The blessing of Al Anon came into my life about two and a half years ago. It was at a time when I was beginning to reclaim my life. It was a mess and my focus was on controlling someone else, not on myself. I was constantly wasting my energy and chronically stressed. I pretty much had no life.
I attended the family program at Hazelden and learned about the existence of Al Anon. It was the first time in a long time I didn’t feel alone. I can’t even tell you how many tears I cried in front of strangers those three days. It was so freeing. I began to feel like a person again.
I slowly began to attend a local Al Anon meeting and the light began to creep back into my life. I found a community of support where I could be completely open and not worry about being judged. I started to unburden myself by sharing my story. I shifted my focus back to myself. I started to learn to worry about myself. I began to support others who were in need. I found a strength in myself I thought I had lost.
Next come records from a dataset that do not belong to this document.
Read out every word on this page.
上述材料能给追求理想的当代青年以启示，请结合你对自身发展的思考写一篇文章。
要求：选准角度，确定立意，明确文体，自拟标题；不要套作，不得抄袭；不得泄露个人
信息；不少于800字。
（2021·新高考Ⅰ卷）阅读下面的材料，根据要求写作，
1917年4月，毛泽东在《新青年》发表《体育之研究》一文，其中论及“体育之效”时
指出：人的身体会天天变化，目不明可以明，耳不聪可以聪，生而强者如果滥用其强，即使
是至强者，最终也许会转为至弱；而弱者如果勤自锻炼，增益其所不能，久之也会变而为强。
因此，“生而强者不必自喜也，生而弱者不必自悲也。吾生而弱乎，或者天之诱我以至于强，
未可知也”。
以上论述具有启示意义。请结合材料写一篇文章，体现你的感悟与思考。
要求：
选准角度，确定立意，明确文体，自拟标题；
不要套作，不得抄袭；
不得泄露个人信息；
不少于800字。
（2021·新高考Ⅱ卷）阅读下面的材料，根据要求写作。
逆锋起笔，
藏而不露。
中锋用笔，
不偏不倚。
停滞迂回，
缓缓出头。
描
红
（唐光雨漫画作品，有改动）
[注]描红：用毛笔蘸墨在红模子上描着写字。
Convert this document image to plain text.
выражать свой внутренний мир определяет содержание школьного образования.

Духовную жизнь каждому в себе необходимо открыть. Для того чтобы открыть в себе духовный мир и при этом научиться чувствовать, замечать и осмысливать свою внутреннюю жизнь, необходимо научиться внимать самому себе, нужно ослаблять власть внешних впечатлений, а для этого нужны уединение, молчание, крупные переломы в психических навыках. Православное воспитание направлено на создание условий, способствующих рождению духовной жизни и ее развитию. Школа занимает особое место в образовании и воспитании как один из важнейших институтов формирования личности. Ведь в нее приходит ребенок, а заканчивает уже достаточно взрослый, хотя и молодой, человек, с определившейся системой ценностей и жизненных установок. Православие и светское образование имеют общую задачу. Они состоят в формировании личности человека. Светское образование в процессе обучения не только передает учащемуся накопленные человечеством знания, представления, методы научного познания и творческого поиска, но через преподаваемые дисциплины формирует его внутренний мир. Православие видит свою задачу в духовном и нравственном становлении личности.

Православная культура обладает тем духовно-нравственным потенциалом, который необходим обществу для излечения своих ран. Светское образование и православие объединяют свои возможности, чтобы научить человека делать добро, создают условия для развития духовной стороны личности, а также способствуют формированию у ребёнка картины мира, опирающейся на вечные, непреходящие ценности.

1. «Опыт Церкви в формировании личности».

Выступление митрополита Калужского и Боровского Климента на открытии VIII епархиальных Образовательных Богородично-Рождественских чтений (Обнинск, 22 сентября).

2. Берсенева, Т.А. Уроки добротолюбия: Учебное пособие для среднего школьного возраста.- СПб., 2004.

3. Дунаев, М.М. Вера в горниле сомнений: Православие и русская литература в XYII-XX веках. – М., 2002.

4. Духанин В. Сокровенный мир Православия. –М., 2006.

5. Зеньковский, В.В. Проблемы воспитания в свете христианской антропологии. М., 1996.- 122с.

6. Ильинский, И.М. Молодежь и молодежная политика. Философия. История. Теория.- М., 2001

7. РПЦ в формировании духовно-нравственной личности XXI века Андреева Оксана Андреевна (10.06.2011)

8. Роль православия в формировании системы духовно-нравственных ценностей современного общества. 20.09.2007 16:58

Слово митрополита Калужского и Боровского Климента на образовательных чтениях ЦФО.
This whole thing has been a journey for me, one I am currently on. I don’t work the steps like I should. I haven’t let my walls come down far enough to get a sponsor. I’m still walking the road. I don’t have all the answers. But I’m learning to be ok with that. To let go and let God. It has helped me to be a happier more compassionate person.
If you have a loved one who is an addict and it adversely affects your life, I highly recommend you find an Al Anon meeting near you. You don’t have to say anything while there, but just being in a room full of people who know exactly where you’re coming from is pretty amazing.